Rumor, traveling through light and bird song, has it that we are coming on spring—that so-far faithful turning of the earth’s face toward the sun in our part of the world. I sit and watch the cold wind move the crowns of the white pine trees, who reach straight up for the sun, and I think, surprising myself, the earth turns and there is nothing new under the sun. This, if it needs to be said, was bad news and not believed anyway by the younger woman I was when the elders in my life muttered it.

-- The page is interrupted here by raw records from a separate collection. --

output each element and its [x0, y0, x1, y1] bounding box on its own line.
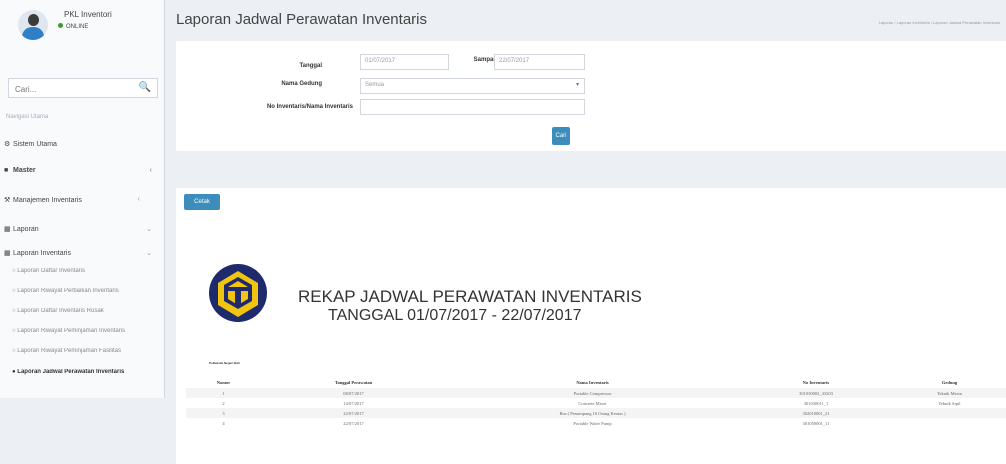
tanggal-input[interactable]: 01/07/2017: [360, 54, 449, 70]
breadcrumb[interactable]: Laporan / Laporan Inventaris / Laporan J…: [879, 20, 1000, 25]
col-nomor: Nomor: [216, 379, 231, 385]
report-table: Nomor Tanggal Perawatan Nama Inventaris …: [186, 376, 1006, 428]
report-title: REKAP JADWAL PERAWATAN INVENTARIS: [298, 287, 642, 306]
col-tanggal-perawatan: Tanggal Perawatan: [334, 379, 373, 385]
table-row: 4 22/07/2017 Portable Water Pump 3010500…: [222, 420, 830, 426]
sub-item-riwayat-peminjaman-fasilitas[interactable]: ○ Laporan Riwayat Peminjaman Fasilitas: [12, 348, 162, 354]
chevron-down-icon: ⌄: [146, 250, 152, 257]
chevron-left-icon: ‹: [137, 196, 140, 203]
col-nama-inventaris: Nama Inventaris: [576, 379, 609, 385]
report-subtitle: TANGGAL 01/07/2017 - 22/07/2017: [328, 307, 582, 324]
sub-item-riwayat-peminjaman-inventaris[interactable]: ○ Laporan Riwayat Peminjaman Inventaris: [12, 328, 162, 334]
sidebar-search: 🔍: [8, 78, 158, 99]
tools-icon: ⚒: [4, 197, 11, 204]
search-icon[interactable]: 🔍: [139, 82, 151, 93]
table-header-row: Nomor Tanggal Perawatan Nama Inventaris …: [186, 376, 1006, 388]
report-panel: Cetak Politeknik Negeri Bali REKAP JADWA…: [176, 188, 1006, 464]
cetak-button[interactable]: Cetak: [184, 194, 220, 210]
table-row: 3 22/07/2017 Bus ( Penumpang 16 Orang Ke…: [186, 408, 1006, 418]
gedung-select[interactable]: Semua ▾: [360, 78, 585, 94]
sidebar-item-manajemen-inventaris[interactable]: ⚒ Manajemen Inventaris ‹: [4, 196, 162, 204]
sampai-input[interactable]: 22/07/2017: [494, 54, 585, 70]
user-status: ONLINE: [58, 23, 88, 30]
sidebar-item-laporan[interactable]: ▦ Laporan ⌄: [4, 225, 162, 233]
col-no-inventaris: No Inventaris: [802, 379, 830, 385]
tanggal-label: Tanggal: [299, 63, 322, 69]
database-icon: ■: [4, 167, 9, 174]
report-icon: ▦: [4, 250, 11, 257]
sub-item-riwayat-perbaikan[interactable]: ○ Laporan Riwayat Perbaikan Inventaris: [12, 288, 162, 294]
sub-item-daftar-rusak[interactable]: ○ Laporan Daftar Inventaris Rusak: [12, 308, 162, 314]
logo-caption: Politeknik Negeri Bali: [209, 361, 240, 365]
report-icon: ▦: [4, 226, 11, 233]
user-name: PKL Inventori: [64, 10, 112, 19]
filter-panel: Tanggal 01/07/2017 Sampai 22/07/2017 Nam…: [176, 41, 1006, 151]
menu-header: Navigasi Utama: [6, 114, 49, 120]
online-dot-icon: [58, 23, 63, 28]
table-row: 2 14/07/2017 Concrete Mixer 301030011_1 …: [222, 400, 961, 406]
avatar: [18, 10, 48, 40]
col-gedung: Gedung: [941, 379, 958, 385]
sidebar-footer: [0, 398, 165, 464]
chevron-down-icon: ⌄: [146, 226, 152, 233]
sub-item-daftar-inventaris[interactable]: ○ Laporan Daftar Inventaris: [12, 268, 162, 274]
cari-button[interactable]: Cari: [552, 127, 570, 145]
sidebar-item-laporan-inventaris[interactable]: ▦ Laporan Inventaris ⌄: [4, 249, 162, 257]
table-row: 1 08/07/2017 Portable Compressor 3010300…: [186, 388, 1006, 398]
search-input[interactable]: [9, 80, 129, 99]
caret-down-icon: ▾: [575, 82, 579, 88]
content-header: Laporan Jadwal Perawatan Inventaris Lapo…: [165, 0, 1006, 40]
noinv-input[interactable]: [360, 99, 585, 115]
politeknik-logo: [209, 264, 267, 322]
sidebar-item-master[interactable]: ■ Master ‹: [4, 167, 162, 174]
page-title: Laporan Jadwal Perawatan Inventaris: [176, 11, 427, 28]
sub-item-jadwal-perawatan[interactable]: ● Laporan Jadwal Perawatan Inventaris: [12, 369, 162, 375]
user-panel: PKL Inventori ONLINE: [0, 0, 165, 52]
sampai-label: Sampai: [473, 57, 495, 63]
noinv-label: No Inventaris/Nama Inventaris: [266, 104, 353, 110]
gear-icon: ⚙: [4, 141, 11, 148]
sidebar: PKL Inventori ONLINE 🔍 Navigasi Utama ⚙S…: [0, 0, 165, 464]
chevron-left-icon: ‹: [149, 167, 152, 174]
gedung-label: Nama Gedung: [281, 81, 322, 87]
sidebar-item-sistem-utama[interactable]: ⚙ Sistem Utama: [4, 140, 162, 148]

It’s taken me quite a while to embrace the truth of it, that whatever we “dis” cover has been there, true to the word, all along. But it seems to me that there is nothing new under the sun, while it could be carried in a jaded and despairing way, is really the good news. Perhaps each new discovery of what has been there has the potential of renewing our awe, our love of this ancient life we live in and carry. If we study certain ways, certain peoples, we find cultural ways of both celebrating and encouraging that ancient dance of earth and sun as well as renewing the people’s love of and devotion to the turning. The marvel of it.

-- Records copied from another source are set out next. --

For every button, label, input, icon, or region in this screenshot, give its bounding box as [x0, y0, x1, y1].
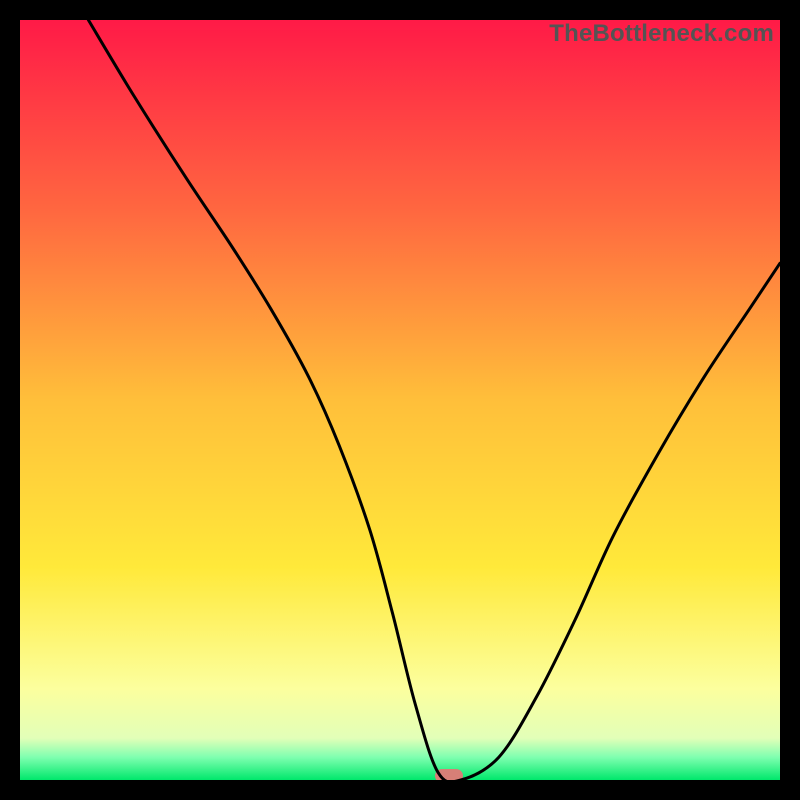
heatmap-gradient: [20, 20, 780, 780]
optimal-point-marker: [435, 769, 463, 780]
chart-frame: TheBottleneck.com: [20, 20, 780, 780]
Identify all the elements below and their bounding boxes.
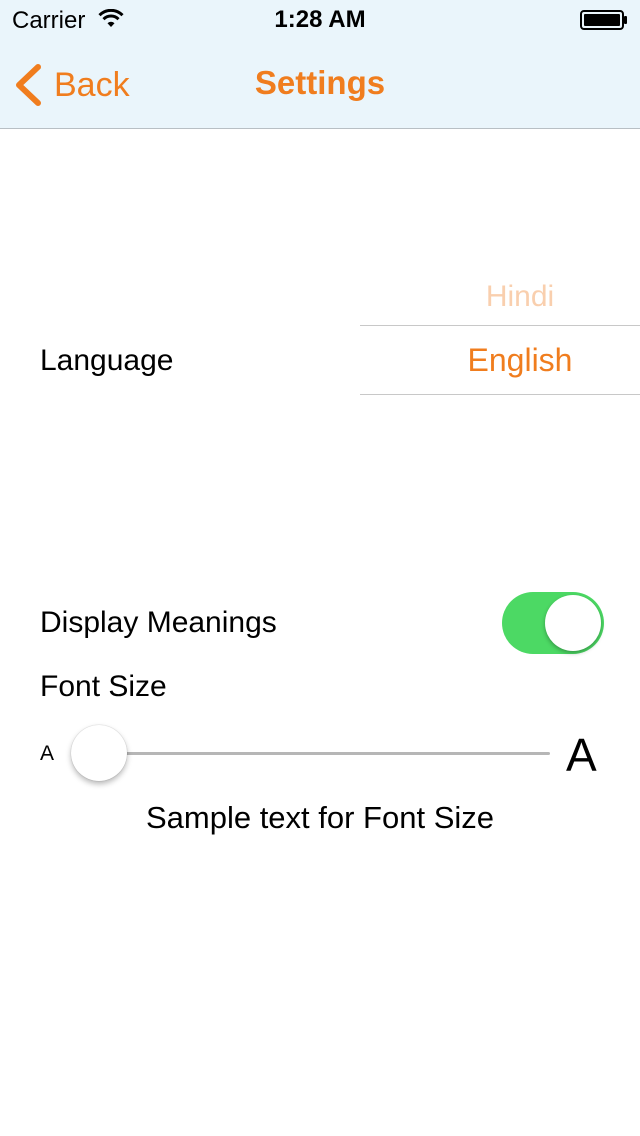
font-size-label: Font Size bbox=[40, 670, 167, 703]
font-size-min-label: A bbox=[40, 742, 55, 765]
picker-option-english[interactable]: English bbox=[360, 342, 640, 379]
font-size-slider-thumb[interactable] bbox=[71, 725, 127, 781]
language-label: Language bbox=[40, 344, 174, 377]
display-meanings-label: Display Meanings bbox=[40, 606, 277, 639]
picker-option-hindi[interactable]: Hindi bbox=[360, 280, 640, 314]
battery-full-icon bbox=[580, 10, 627, 30]
navigation-bar: Carrier 1:28 AM Back Settings bbox=[0, 0, 640, 129]
font-size-max-label: A bbox=[566, 729, 597, 781]
picker-selection-divider-top bbox=[360, 325, 640, 326]
toggle-knob[interactable] bbox=[545, 595, 601, 651]
picker-selection-divider-bottom bbox=[360, 394, 640, 395]
font-size-slider-track[interactable] bbox=[100, 752, 550, 755]
language-picker[interactable]: Hindi English bbox=[360, 260, 640, 410]
font-size-sample-text: Sample text for Font Size bbox=[145, 800, 495, 835]
page-title: Settings bbox=[254, 64, 386, 101]
settings-screen: Carrier 1:28 AM Back Settings Language H… bbox=[0, 0, 640, 1136]
display-meanings-toggle[interactable] bbox=[502, 592, 604, 654]
status-time: 1:28 AM bbox=[274, 6, 366, 33]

The wind moaned just now around my little writing house that used to be home to beloved goats and now their memory, along with squirrels, mice, chipmunks and the voice of wind. Now the audacious crows have landed to check out the situation, to make sure it’s up to snuff.
There is nothing new under the sun and if there is any tracking of newness, it is we humans who are the latest arrival here. While crows know how to be crow, many of us have either forgotten or been forced to relinquish knowing how to be human beings, enough to endanger the balance.
And yet, rumor has it that in sixteen days spring will yet again arrive in our part of the world, giving us yet another chance to remember how to be a human being in the great turning of things. Step outside, offer greeting and gratitude for the return of the light and the dark from which she came and for the gift of life that arrives at our door faithfully, yet so often bereft of welcome.